Au cours de ces dix dernières années passées avec les ballets, tu as voyagé dans le monde entier. Avec quels endroits as-tu senti la plus grande affinité ?
Danser et voyager, j'en avais toujours rêvé. Durant les années de tournées, je me suis sentie particulièrement attirée par l'Orient, les pays d'Extrême-Orient comme le Japon ou Hong-Kong, mais plutôt en touriste. Plus près d'ici, je me suis sentie proche des pays d'Europe de l'Est, dont est originaire ma famille. Mon grand-père était roumain et ma grand-mère russe.

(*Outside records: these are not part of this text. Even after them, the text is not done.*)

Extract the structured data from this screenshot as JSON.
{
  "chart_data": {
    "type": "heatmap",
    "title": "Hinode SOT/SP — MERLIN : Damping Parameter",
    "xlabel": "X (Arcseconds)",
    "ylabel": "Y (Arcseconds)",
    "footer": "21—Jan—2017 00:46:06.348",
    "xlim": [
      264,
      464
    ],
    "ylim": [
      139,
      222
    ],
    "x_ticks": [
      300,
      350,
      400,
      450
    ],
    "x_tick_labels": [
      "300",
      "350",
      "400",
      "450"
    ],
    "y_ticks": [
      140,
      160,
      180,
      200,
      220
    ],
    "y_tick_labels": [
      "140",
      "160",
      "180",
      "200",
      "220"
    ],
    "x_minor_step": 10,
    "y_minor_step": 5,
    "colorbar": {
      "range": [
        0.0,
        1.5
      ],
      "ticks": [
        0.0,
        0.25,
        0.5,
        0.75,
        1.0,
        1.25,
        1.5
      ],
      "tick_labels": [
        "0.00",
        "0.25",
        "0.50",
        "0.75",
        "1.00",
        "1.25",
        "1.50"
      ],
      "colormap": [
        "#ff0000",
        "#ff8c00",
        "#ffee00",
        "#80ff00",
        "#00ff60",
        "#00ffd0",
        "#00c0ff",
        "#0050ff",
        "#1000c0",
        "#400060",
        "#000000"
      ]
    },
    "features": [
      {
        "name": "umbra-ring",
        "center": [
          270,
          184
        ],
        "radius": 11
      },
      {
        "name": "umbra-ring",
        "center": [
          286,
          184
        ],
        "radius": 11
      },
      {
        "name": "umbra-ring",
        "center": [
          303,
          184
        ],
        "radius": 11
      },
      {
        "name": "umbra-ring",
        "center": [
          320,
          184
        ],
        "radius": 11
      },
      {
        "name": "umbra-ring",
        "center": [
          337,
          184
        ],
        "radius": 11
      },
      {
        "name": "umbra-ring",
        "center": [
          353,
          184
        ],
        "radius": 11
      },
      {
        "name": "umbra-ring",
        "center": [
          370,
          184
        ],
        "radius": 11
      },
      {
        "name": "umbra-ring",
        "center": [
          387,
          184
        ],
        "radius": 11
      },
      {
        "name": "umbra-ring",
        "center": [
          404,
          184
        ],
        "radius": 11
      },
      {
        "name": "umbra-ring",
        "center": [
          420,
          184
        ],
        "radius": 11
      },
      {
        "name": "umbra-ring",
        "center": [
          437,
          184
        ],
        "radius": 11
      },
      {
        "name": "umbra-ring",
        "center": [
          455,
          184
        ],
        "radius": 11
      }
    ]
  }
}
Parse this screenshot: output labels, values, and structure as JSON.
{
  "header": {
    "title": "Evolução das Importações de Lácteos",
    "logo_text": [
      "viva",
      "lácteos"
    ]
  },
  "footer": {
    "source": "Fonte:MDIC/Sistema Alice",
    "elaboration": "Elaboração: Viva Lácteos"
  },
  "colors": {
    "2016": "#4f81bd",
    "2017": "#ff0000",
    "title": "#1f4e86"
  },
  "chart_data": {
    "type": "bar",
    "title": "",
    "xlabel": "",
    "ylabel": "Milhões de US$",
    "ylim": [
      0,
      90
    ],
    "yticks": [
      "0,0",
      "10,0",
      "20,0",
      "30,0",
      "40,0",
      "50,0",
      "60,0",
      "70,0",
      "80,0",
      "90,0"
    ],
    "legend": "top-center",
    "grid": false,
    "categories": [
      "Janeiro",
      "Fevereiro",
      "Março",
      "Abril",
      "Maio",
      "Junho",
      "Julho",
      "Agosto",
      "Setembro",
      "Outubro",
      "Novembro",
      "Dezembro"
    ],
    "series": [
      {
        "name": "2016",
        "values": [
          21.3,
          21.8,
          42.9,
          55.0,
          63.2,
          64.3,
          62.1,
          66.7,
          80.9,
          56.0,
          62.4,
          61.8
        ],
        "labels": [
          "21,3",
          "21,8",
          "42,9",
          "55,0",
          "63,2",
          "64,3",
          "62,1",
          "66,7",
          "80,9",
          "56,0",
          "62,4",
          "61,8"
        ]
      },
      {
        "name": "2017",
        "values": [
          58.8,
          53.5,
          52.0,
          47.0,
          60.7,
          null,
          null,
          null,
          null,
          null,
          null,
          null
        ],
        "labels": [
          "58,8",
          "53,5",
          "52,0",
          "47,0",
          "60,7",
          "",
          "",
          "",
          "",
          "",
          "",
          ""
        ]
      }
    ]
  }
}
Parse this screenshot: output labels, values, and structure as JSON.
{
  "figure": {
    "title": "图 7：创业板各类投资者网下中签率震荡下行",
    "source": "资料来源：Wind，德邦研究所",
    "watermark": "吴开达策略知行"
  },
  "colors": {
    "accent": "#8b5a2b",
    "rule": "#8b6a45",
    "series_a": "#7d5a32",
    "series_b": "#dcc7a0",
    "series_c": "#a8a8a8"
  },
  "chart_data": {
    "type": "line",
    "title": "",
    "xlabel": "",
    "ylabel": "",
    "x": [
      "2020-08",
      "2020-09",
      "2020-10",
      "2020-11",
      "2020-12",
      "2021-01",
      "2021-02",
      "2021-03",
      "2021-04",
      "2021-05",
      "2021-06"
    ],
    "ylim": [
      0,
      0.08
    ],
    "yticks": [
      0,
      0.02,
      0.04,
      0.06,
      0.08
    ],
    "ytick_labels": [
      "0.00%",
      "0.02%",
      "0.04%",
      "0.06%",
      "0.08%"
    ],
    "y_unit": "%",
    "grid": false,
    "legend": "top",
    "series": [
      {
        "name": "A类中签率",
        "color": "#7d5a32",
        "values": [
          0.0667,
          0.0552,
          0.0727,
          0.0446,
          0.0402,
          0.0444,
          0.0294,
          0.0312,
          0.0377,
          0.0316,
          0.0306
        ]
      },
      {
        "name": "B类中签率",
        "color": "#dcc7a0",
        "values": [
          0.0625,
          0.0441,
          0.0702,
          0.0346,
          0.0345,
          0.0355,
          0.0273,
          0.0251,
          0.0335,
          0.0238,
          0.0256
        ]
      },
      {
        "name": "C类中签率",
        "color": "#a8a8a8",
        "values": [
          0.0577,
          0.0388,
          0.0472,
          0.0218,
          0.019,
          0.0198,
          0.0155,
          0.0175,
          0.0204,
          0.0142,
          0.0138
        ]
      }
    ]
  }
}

Pendant la dernière tournée de vsprs, nous sommes passés à Moscou, et même s'il était clair que la vie y est très dure, je me sentais vraiment à l'aise avec la façon d'être des gens, avec leurs odeurs. On ressent la différence, et pourtant il y a comme une familiarité.
Partout où je suis allée, j'ai établi des contacts avec des Argentins et des Israéliens. Ce sont deux peuples qui voyagent beaucoup. Mais avec la vie que nous menons, en tant que danseurs, il est difficile de garder des amitiés en dehors de la profession. Certains de mes meilleurs amis, de l'époque de l'université, vivent toujours en Argentine. J'aime donc y retourner aussi souvent que possible, au moins une fois par an, et parfois même deux.
L'Argentine a toujours été un pays très instable, tant du point de vue social que politique. Mais ces dernières années, depuis l'accession au pouvoir du nouveau gouvernement, ça s'est sensiblement arrangé. Il y une espèce d'énergie très spéciale, les gens ont une manière particulière de faire les choses. Ils ont cette philosophie de vie consistant à faire quelque chose à partir de rien du tout. C'est terriblement touchant. J'aime cette créativité.
Pour Patchagonia, ta première pièce longue, tu as choisi comme titre le nom d'une région célèbre, presque mythique, d'Argentine. L'as-tu visitée ?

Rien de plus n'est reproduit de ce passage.